Prior to opening, we got free business counseling, which either gives you a thumbs up or a thumbs down. They gave us a thumbs down for a few reasons. We had zero business background, zero food experience, and we didn't have a formal business plan. We were also too far from town—we're a destination, not a convenience factor. But the true gem of the "thumbs down" is when you're self-employed, it adds fuel to the fire: 'We'll prove them wrong. We'll make a go of it.'

Q: | How have you grown those relationships as a small business?

Our relationship with the local Chase branch is top-notch. They help us with financial questions. They try to make things easier so we can work our business. They're always asking, 'how can we help small businesses be better?' They're on top of things, and always just a phone call away.

two ice cream cones

Q: | Traverse City is known as a "foodie" city, with a thriving restaurant culture. How do you stand out from the crowd?

We fortunately entered the market 20 years ago, before Traverse City was on the radar as a foodie town. So part of it was starting at the right time. We also offer not only an exceptional product, but also an experience—an agricultural experience—for folks who are getting further away from that way of life. Most folks don't grow anything that they need anymore.

Q: | We understand that you hire local teenagers to work your business. What do you look for in an employee?

We want kids who desire work experience. We're not looking for kids whose mom and dad said 'go get a job.' We also want kids to have fun and to learn. This is most of our employees' first job, their first formal introduction to the workplace. As a for-profit business, we see it as our civic duty to show kids what work is, and what expectations and repercussions are.

Q: | How do you see your business moving forward in the coming years?

We're trying to grow our wholesale accounts. There's physically no other way to get people through our doors. We bought a bigger freezer truck and a new storage freezer. We have over 120 wholesale accounts: we deliver to other stores, restaurants and even other scoop shops.

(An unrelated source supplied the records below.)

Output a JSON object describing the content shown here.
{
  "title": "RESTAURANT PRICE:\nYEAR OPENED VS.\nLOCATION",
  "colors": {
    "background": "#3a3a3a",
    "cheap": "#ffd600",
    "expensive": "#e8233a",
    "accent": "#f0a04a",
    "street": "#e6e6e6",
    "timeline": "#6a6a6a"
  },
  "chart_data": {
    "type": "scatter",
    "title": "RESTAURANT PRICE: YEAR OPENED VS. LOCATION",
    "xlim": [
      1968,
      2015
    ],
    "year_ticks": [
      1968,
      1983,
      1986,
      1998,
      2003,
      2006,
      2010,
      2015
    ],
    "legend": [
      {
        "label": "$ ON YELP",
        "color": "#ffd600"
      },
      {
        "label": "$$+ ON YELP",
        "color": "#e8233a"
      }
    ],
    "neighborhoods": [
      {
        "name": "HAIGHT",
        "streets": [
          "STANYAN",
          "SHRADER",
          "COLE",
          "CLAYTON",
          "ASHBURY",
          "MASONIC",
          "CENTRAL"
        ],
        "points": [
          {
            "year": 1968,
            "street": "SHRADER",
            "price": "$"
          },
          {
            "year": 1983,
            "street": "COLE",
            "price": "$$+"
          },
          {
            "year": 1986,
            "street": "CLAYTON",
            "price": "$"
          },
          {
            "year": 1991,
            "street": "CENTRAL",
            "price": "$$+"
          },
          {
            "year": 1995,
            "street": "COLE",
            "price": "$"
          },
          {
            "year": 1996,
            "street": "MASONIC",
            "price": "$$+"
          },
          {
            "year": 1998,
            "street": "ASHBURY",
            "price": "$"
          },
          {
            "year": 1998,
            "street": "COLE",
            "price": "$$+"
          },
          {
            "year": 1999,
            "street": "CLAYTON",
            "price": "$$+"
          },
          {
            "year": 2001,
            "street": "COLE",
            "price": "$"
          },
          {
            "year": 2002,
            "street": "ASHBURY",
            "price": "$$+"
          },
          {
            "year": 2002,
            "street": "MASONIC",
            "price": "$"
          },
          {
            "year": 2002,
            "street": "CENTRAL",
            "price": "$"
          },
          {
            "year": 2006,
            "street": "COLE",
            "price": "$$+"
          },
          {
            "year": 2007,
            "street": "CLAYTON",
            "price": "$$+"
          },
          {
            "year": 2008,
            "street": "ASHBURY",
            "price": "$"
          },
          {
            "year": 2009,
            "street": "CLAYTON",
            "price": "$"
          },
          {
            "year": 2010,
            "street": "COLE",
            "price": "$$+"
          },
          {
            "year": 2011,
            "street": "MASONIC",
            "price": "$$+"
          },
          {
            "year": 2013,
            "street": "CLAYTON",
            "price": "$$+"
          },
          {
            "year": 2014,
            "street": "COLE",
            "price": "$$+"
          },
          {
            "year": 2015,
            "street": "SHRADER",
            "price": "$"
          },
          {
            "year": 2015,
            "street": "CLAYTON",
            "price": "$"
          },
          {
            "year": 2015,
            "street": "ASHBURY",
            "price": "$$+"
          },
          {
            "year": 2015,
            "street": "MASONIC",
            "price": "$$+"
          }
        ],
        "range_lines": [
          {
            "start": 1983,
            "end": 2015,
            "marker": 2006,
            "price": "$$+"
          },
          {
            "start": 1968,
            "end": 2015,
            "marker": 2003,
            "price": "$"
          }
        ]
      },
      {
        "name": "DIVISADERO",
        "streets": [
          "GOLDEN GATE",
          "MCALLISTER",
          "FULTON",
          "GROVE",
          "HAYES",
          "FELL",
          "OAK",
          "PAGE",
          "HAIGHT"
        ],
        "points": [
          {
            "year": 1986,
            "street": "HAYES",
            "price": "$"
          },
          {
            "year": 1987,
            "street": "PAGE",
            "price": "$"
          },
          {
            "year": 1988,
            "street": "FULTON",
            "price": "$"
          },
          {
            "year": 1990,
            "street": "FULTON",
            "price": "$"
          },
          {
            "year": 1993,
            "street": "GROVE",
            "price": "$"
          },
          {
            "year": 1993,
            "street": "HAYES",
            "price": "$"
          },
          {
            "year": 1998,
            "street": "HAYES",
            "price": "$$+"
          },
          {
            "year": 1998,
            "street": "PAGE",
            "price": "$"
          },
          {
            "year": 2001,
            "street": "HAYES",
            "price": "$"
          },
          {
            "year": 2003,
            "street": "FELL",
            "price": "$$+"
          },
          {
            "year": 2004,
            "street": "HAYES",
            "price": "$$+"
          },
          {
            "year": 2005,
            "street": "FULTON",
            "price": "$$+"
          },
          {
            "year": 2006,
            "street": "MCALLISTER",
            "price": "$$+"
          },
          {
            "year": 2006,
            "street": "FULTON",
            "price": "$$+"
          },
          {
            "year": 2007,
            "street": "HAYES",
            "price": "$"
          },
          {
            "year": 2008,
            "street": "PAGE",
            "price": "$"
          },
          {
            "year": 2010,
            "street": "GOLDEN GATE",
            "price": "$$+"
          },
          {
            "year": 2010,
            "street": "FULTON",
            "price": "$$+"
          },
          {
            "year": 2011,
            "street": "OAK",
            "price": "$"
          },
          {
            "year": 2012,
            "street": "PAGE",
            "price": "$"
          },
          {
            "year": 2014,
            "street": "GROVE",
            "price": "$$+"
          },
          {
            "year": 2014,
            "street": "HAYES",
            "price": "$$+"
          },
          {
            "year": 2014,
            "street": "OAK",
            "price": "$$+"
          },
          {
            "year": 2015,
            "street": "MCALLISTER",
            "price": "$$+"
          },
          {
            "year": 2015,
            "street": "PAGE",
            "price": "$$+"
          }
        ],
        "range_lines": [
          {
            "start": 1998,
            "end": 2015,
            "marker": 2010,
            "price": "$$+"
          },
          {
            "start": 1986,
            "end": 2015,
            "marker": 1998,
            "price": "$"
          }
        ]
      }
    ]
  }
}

With that being said, our retail store is our bread and butter. What makes us Moomers is the Moomers experience: coming out to our store which overlooks our eighty acre operating daily farm. We still like that old-fashioned handshake, calling customers by name, and asking about their kids. Being real and being human is a very valuable part of our success.

Q: | What's your advice for other small businesses?

Stay true to your business, and get up every day and work your business. Be an owner-operator. Face time to us is time at the store, talking to our customers and forming more than just a business relationship. Hands-off ownership isn't the approach to small business: be active in your business. After all, your name is on the business.